The accumulation of pathological proteins in neurodegenerative disorders such as Alzheimer’s disease, frontotemporal dementia, and Parkinson’s disease is a major characteristic of these conditions. These proteins, such as alpha-synuclein and tau, can aggregate abnormally inside neurons, disrupting cellular function. Recent research has shown that microglia, specialized immune cells in the brain, can form tunnelling nanotubes (TNTs) to connect with neurons and transfer cargo, such as toxic protein accumulations, to alleviate neuronal damage. This transfer of material between neurons and microglia via TNTs plays a crucial role in maintaining cellular health and supporting neurons in times of need.
Using live cell imaging microscopy, researchers have observed the formation of connections between neurons and microglia through TNTs. In co-cultures of neurons and microglia, it was found that microglia can rescue neurons from toxic protein accumulations by transferring the proteins to be degraded and transferring healthy mitochondria to restore vital functions. This process significantly reduces oxidative stress, restores energy production, and ultimately promotes the survival and functioning of neurons in neurodegenerative diseases.
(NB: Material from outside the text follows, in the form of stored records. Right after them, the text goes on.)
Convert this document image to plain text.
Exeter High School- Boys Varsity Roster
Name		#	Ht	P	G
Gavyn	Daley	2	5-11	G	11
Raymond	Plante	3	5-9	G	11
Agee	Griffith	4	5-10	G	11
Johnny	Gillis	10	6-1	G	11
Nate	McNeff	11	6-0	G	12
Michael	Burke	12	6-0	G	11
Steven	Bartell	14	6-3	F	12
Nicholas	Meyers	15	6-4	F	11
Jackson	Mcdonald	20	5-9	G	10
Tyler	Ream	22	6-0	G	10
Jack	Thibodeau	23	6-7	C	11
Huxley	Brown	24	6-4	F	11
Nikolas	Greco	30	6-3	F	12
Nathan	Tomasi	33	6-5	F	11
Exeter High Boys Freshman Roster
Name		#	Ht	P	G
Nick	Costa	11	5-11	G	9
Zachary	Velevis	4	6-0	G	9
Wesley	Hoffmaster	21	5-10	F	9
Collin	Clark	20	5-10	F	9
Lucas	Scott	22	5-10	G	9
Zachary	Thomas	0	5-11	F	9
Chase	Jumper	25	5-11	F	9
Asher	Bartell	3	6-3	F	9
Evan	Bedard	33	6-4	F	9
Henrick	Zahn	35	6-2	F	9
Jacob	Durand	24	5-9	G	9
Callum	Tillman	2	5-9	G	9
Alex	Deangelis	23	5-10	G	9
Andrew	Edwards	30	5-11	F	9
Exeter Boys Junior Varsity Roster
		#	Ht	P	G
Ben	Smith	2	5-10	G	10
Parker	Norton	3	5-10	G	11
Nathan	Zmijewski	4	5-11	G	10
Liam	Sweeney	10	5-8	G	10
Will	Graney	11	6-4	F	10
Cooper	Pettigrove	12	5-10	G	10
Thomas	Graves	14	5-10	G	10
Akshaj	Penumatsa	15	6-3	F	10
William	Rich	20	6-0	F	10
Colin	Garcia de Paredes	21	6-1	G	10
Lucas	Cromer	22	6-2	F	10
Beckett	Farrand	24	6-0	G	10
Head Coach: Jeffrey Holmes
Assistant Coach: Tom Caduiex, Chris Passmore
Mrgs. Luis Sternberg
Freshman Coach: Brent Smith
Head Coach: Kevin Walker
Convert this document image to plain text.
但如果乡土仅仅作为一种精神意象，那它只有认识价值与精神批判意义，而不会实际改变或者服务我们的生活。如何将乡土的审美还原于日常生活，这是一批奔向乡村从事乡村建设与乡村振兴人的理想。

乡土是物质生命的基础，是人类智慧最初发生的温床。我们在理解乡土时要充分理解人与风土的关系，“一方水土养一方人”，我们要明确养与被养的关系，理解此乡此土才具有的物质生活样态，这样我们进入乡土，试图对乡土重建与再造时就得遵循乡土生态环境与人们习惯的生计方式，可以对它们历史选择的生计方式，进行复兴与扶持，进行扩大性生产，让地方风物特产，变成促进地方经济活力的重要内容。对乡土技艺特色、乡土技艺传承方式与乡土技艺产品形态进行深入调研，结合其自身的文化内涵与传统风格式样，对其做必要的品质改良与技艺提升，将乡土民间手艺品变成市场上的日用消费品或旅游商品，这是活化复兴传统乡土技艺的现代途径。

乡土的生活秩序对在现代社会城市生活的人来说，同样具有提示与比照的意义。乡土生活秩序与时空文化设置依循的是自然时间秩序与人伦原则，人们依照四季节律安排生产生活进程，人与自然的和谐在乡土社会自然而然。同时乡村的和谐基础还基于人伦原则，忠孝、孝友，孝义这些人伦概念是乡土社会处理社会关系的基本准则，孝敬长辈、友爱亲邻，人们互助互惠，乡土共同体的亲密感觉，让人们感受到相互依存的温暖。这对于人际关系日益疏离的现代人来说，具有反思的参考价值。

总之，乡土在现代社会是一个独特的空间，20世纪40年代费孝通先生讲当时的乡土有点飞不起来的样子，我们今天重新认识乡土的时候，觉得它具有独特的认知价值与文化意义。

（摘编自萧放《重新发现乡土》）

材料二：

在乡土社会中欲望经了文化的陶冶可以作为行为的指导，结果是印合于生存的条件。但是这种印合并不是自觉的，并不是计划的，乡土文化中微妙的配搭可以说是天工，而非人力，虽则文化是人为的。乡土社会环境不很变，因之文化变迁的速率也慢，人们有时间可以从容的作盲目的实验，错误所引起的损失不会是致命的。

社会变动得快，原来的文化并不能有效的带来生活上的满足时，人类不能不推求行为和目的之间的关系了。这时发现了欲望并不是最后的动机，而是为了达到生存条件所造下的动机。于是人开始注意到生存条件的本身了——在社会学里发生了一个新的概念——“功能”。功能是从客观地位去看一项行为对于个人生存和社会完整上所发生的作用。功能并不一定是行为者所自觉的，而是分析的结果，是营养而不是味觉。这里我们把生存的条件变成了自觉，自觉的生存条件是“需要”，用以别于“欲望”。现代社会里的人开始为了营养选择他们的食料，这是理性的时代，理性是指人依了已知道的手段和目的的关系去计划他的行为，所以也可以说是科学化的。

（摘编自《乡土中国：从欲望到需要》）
Mitochondria are crucial components of cells, and when they function improperly, it can lead to energy deficits and oxidative stress. The transfer of healthy mitochondria from microglia to affected neurons helps to restore energy production, reduce oxidative damage, and preserve neuronal functioning. By clearing protein aggregates from neurons and transferring functional mitochondria through TNTs, microglia directly support neuronal health and can help to slow down the progression of neurodegeneration in various disorders.
Research has shown that genetic mutations associated with neurodegenerative diseases can impact the formation of TNTs and the rescue mechanisms mediated by these nanotubes. Mutations on genes such as LRRK2, Trem2, and Rac1, linked to Parkinson’s disease and frontotemporal dementia, can affect the removal of protein aggregates and the delivery of functional mitochondria. Understanding how genetic mutations influence TNT formation and functionality can provide insights into potential therapeutic strategies for neurodegenerative conditions linked to alpha-synuclein and tau pathology.
An international collaboration involving key researchers from various institutions has been instrumental in conducting this research and generating promising results. The study has deepened our understanding of intercellular communication through TNTs, challenged conventional views of microglia’s role in neuroinflammation, highlighted a novel neuroprotective mechanism, and offered insights into potential therapeutic strategies for neurodegenerative diseases. By targeting genetic mutations that disrupt TNT-mediated neuroprotective mechanisms, researchers may be able to enhance TNT formation and transfer via these nanotubes to help mitigate neurodegenerative disease progression.